Интеллигент. Категорически не согласен с вами, да? Какой-то слишком мрачный итог! Вот, к примеру, проводница вагона, судя по всему, принимает меня за какого-то мафиози. Абсурд?.. Абсурд! Но совершенством или гармонией здесь даже не пахнет. Вот если бы вас, к примеру, назвали бандитами…

Кракс. А мы и есть бандиты…

Интеллигент (смущенный). И вам не стыдно признаваться в этом?

Кракс. Правда — не стыд, глаза не выест… Ну, ладно, хватит, сантиментов. (Вытаскивает пистолет.) Теперь скажи без дураков: ты зачем подошел к нам?

Интеллигент. Услышал разговор про музыку, да?

Кракс. Только не надо нам пули отливать. Если приставлен от конкурентов — пришьем, извини, конечно, но пришьем. Если желаешь бабки выклянчить — не смущайся, возможно, я тебя проспонсирую.

Интеллигент. Какие бабки? Я в жизни ни у кого и ничего не клянчил, и сейчас не собираюсь.

Левый. Точно! Засланный! (Что-то бормочет с прежней улыбкой.)

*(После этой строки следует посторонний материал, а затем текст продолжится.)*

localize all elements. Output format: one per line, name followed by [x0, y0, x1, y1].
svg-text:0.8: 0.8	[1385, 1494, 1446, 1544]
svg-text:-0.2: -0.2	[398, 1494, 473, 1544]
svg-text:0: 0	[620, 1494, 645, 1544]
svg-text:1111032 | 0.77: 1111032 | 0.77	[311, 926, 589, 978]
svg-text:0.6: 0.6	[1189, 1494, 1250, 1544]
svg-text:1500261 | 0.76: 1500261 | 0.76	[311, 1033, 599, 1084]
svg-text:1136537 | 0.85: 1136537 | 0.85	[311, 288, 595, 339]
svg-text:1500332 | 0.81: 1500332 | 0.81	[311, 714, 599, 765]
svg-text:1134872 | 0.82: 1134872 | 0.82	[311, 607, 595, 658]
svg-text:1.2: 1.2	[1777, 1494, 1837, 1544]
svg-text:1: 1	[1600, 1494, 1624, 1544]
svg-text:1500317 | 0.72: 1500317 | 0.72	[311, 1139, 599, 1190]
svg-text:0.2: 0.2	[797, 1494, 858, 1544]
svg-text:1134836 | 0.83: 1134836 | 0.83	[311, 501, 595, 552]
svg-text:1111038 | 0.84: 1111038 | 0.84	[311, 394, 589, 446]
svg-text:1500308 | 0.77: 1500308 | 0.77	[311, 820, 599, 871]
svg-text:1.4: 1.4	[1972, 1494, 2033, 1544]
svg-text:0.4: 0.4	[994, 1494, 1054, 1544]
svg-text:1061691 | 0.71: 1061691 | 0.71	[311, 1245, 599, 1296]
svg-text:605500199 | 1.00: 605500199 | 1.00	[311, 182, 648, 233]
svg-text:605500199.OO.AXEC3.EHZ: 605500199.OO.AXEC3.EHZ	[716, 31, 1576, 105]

Кракс. Слушай, а почему твое лицо мне знакомо? Я тебя среди чеховской братвы не мог видеть?

Интеллигент (запальчиво). Если мы и встречались, то в прошлой жизни!

Кракс. Я православный!

Интеллигент. А я — атеист!

Кракс. Стало быть, не встречались!

Интеллигент. И я никогда ни у кого ничего не клянчил, да?.. Я, между прочим, зарплату в Калинове получил — вот, глядите! (Вытаскивает и торжествующе демонстрирует Краксу и Левому облезлое портмоне.)

Кракс (двумя пальцами достает из портмоне металлические монетки и со звоном роняет их обратно). Левый, мы ошиблись. Человек с таким лопатником — либо бомж, либо интеллигент, и в любом случае скоро вымрет и перейдет в гумус.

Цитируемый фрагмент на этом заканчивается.